Raleigh sent out other expeditions in search of the lost colony, but without success. He had already spent a sum equal to more than a million dollars in trying to plant this colony, and now felt that he must give up all hope of accomplishing his purpose.

What is the purpose of the bolded and underlined section of the passage?

Possible Answers:

None of these

To provide a counterargument to the claim that Raleigh was not a historically significant figure

To warn readers about the dangers of smoking

To provide particular detail about a historically significant element of Raleigh's time in Virginia

Correct answer:

To provide particular detail about a historically significant element of Raleigh's time in Virginia

Explanation:

Here, you are being asked to analyze the significance and purpose of a specific section of the text, and to analyze, especially, the selection in relation to the rest of the passage.

Remember, the main goal of this passage is to provide historical context and detail about a specific event, that being the early settlement of Virginia, and Walter Raleigh's role in that event.
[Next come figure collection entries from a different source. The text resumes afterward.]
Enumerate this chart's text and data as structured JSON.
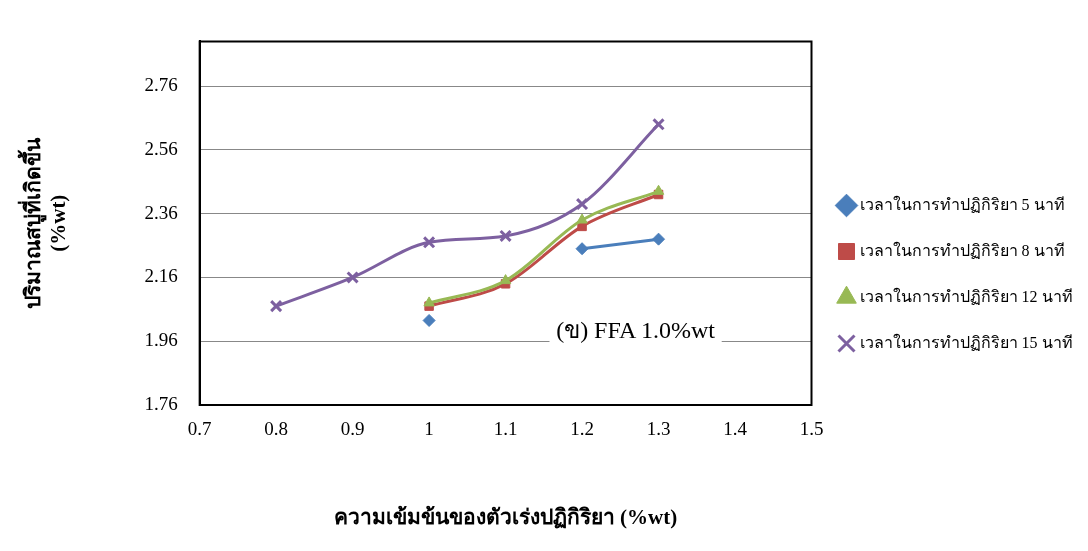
{
  "chart_data": {
    "type": "line",
    "xlabel": "ความเข้มข้นของตัวเร่งปฏิกิริยา (%wt)",
    "ylabel": "ปริมาณสบู่ที่เกิดขึ้น\n(%wt)",
    "annotations": [
      "(ข) FFA 1.0%wt"
    ],
    "x": [
      0.8,
      0.9,
      1.0,
      1.1,
      1.2,
      1.3
    ],
    "series": [
      {
        "name": "เวลาในการทำปฏิกิริยา 5 นาที",
        "color": "#4a7ebb",
        "marker": "diamond",
        "values": [
          null,
          null,
          2.025,
          null,
          2.25,
          2.28
        ]
      },
      {
        "name": "เวลาในการทำปฏิกิริยา 8 นาที",
        "color": "#be4b48",
        "marker": "square",
        "values": [
          null,
          null,
          2.07,
          2.14,
          2.32,
          2.42
        ]
      },
      {
        "name": "เวลาในการทำปฏิกิริยา 12 นาที",
        "color": "#98b954",
        "marker": "triangle",
        "values": [
          null,
          null,
          2.08,
          2.15,
          2.34,
          2.43
        ]
      },
      {
        "name": "เวลาในการทำปฏิกิริยา 15 นาที",
        "color": "#7d60a0",
        "marker": "cross",
        "values": [
          2.07,
          2.16,
          2.27,
          2.29,
          2.39,
          2.64
        ]
      }
    ],
    "xlim": [
      0.7,
      1.5
    ],
    "xticks": [
      0.7,
      0.8,
      0.9,
      1,
      1.1,
      1.2,
      1.3,
      1.4,
      1.5
    ],
    "ylim": [
      1.76,
      2.9
    ],
    "yticks": [
      1.76,
      1.96,
      2.16,
      2.36,
      2.56,
      2.76
    ],
    "grid": "y",
    "legend": "right"
  }
}
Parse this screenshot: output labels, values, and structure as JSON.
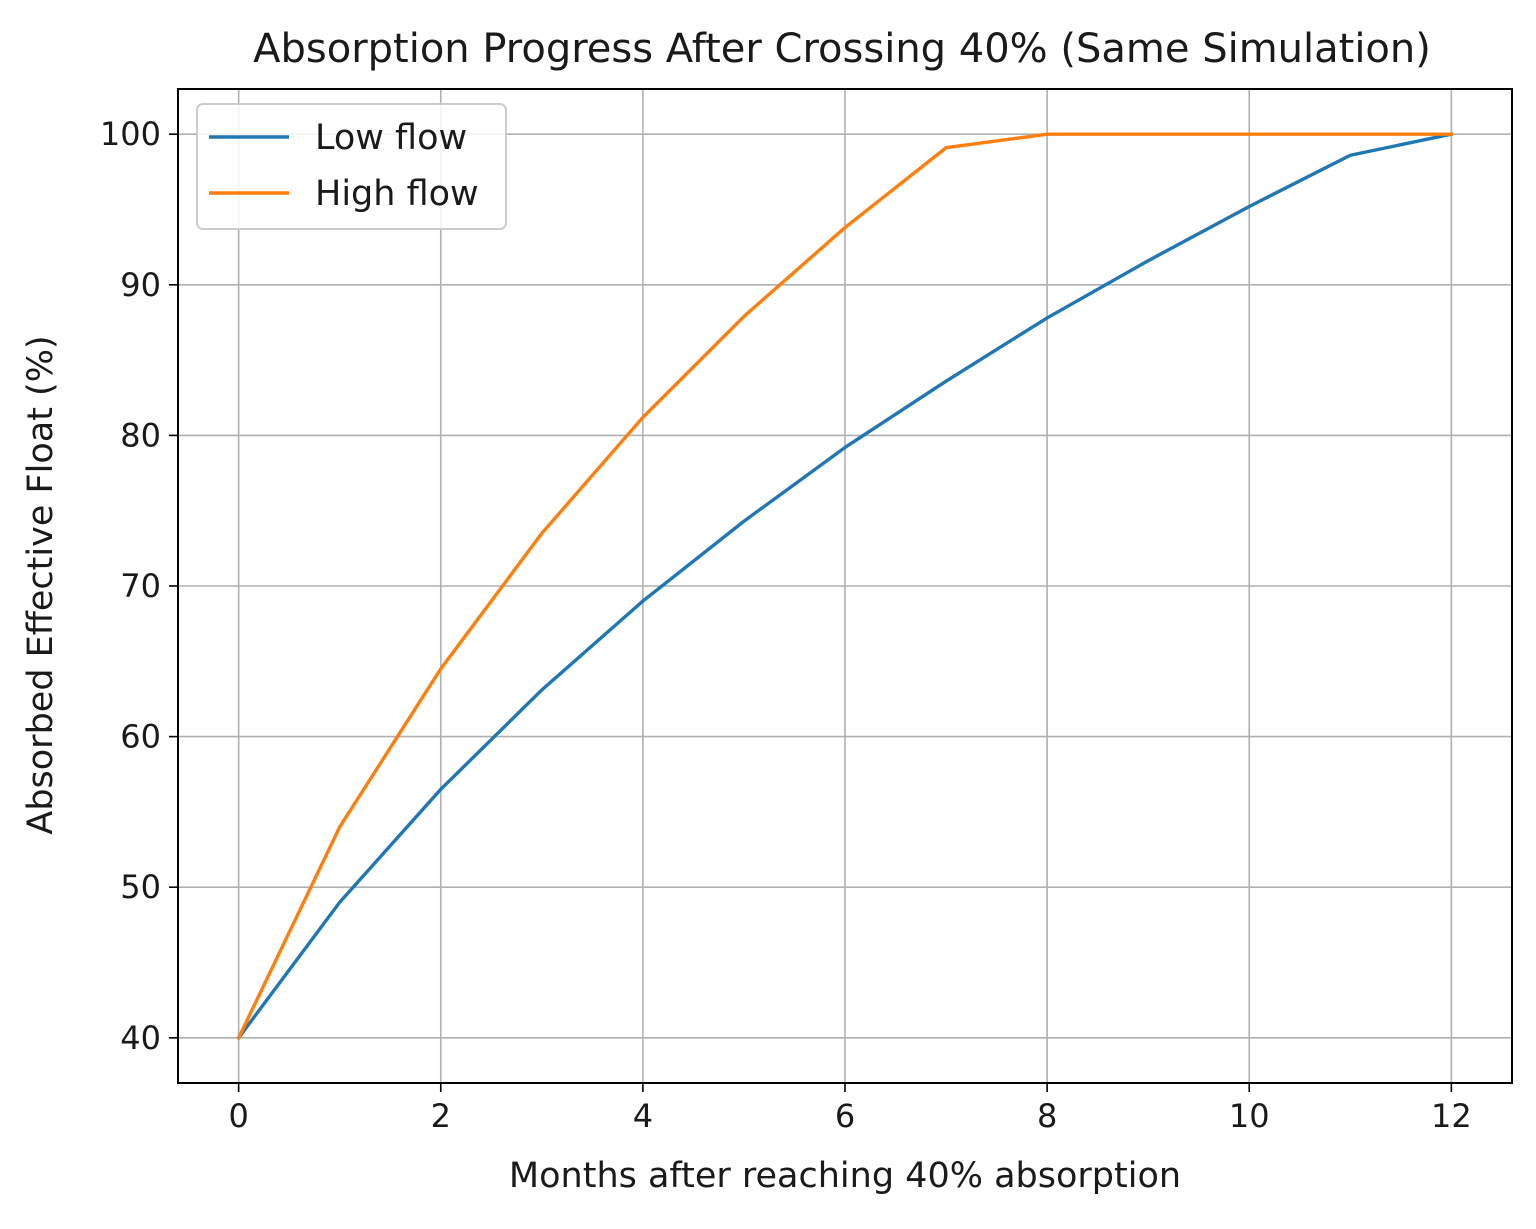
{
  "chart_data": {
    "type": "line",
    "title": "Absorption Progress After Crossing 40% (Same Simulation)",
    "xlabel": "Months after reaching 40% absorption",
    "ylabel": "Absorbed Effective Float (%)",
    "xlim": [
      -0.6,
      12.6
    ],
    "ylim": [
      37,
      103
    ],
    "xticks": [
      0,
      2,
      4,
      6,
      8,
      10,
      12
    ],
    "xtick_labels": [
      "0",
      "2",
      "4",
      "6",
      "8",
      "10",
      "12"
    ],
    "yticks": [
      40,
      50,
      60,
      70,
      80,
      90,
      100
    ],
    "ytick_labels": [
      "40",
      "50",
      "60",
      "70",
      "80",
      "90",
      "100"
    ],
    "grid": true,
    "legend_position": "top-left",
    "x": [
      0,
      1,
      2,
      3,
      4,
      5,
      6,
      7,
      8,
      9,
      10,
      11,
      12
    ],
    "series": [
      {
        "name": "Low flow",
        "color": "#1f77b4",
        "values": [
          40.0,
          49.0,
          56.5,
          63.1,
          69.0,
          74.3,
          79.2,
          83.6,
          87.8,
          91.6,
          95.2,
          98.6,
          100.0
        ]
      },
      {
        "name": "High flow",
        "color": "#ff7f0e",
        "values": [
          40.0,
          54.0,
          64.5,
          73.5,
          81.2,
          87.9,
          93.8,
          99.1,
          100.0,
          100.0,
          100.0,
          100.0,
          100.0
        ]
      }
    ]
  }
}
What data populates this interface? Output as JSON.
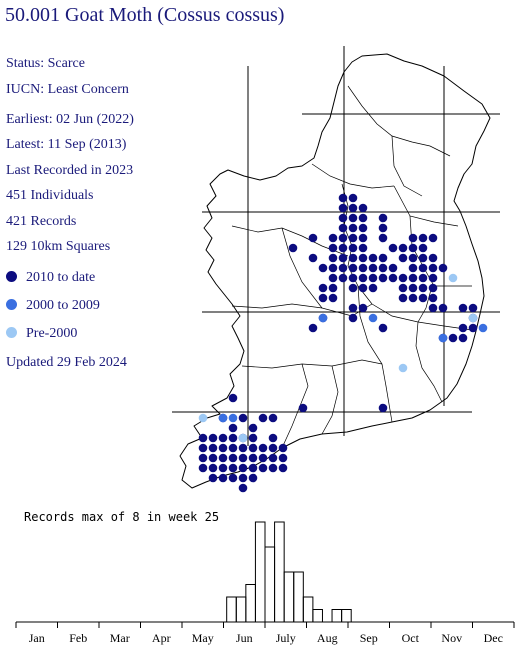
{
  "title": "50.001 Goat Moth (Cossus cossus)",
  "info": {
    "status": "Status: Scarce",
    "iucn": "IUCN: Least Concern",
    "earliest": "Earliest: 02 Jun (2022)",
    "latest": "Latest: 11 Sep (2013)",
    "last_recorded": "Last Recorded in 2023",
    "individuals": "451 Individuals",
    "records": "421 Records",
    "squares": "129 10km Squares"
  },
  "legend": [
    {
      "label": "2010 to date",
      "color": "#0c0c80"
    },
    {
      "label": "2000 to 2009",
      "color": "#3a6fe0"
    },
    {
      "label": "Pre-2000",
      "color": "#9cc8f4"
    }
  ],
  "updated": "Updated 29 Feb 2024",
  "histogram": {
    "title": "Records max of 8 in week 25",
    "max": 8,
    "months": [
      "Jan",
      "Feb",
      "Mar",
      "Apr",
      "May",
      "Jun",
      "July",
      "Aug",
      "Sep",
      "Oct",
      "Nov",
      "Dec"
    ],
    "weekly_values": [
      0,
      0,
      0,
      0,
      0,
      0,
      0,
      0,
      0,
      0,
      0,
      0,
      0,
      0,
      0,
      0,
      0,
      0,
      0,
      0,
      0,
      0,
      2,
      2,
      3,
      8,
      6,
      8,
      4,
      4,
      2,
      1,
      0,
      1,
      1,
      0,
      0,
      0,
      0,
      0,
      0,
      0,
      0,
      0,
      0,
      0,
      0,
      0,
      0,
      0,
      0,
      0
    ]
  },
  "map_colors": {
    "recent": "#0c0c80",
    "mid": "#3a6fe0",
    "old": "#9cc8f4"
  }
}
The paragraph in question, however, is focused on a particular event within that overall narrative, namely the discovery of tobacco and its proliferation as a "custom." So, which of our options best reflects the, pretty clear, role of this section of the passage.

First up, the author does not provide the claim that Raleigh was not a historically significant figure at any point. Again, this is not an argumentative passage, but rather a historical one. The treatment of smoking is clearly historical as opposed to polemical; there is nary a word about the dangers of smoking.

So, does this section give us detail about a "historically significant element of Raleigh's time in Virginia"? The answer is yes. He discovered tobacco in Virginia and it proliferated as a recreational activity in England when he brought it back, and regardless of whether that discovery was a good or a bad thing (it was a very bad thing) this is a historically important event.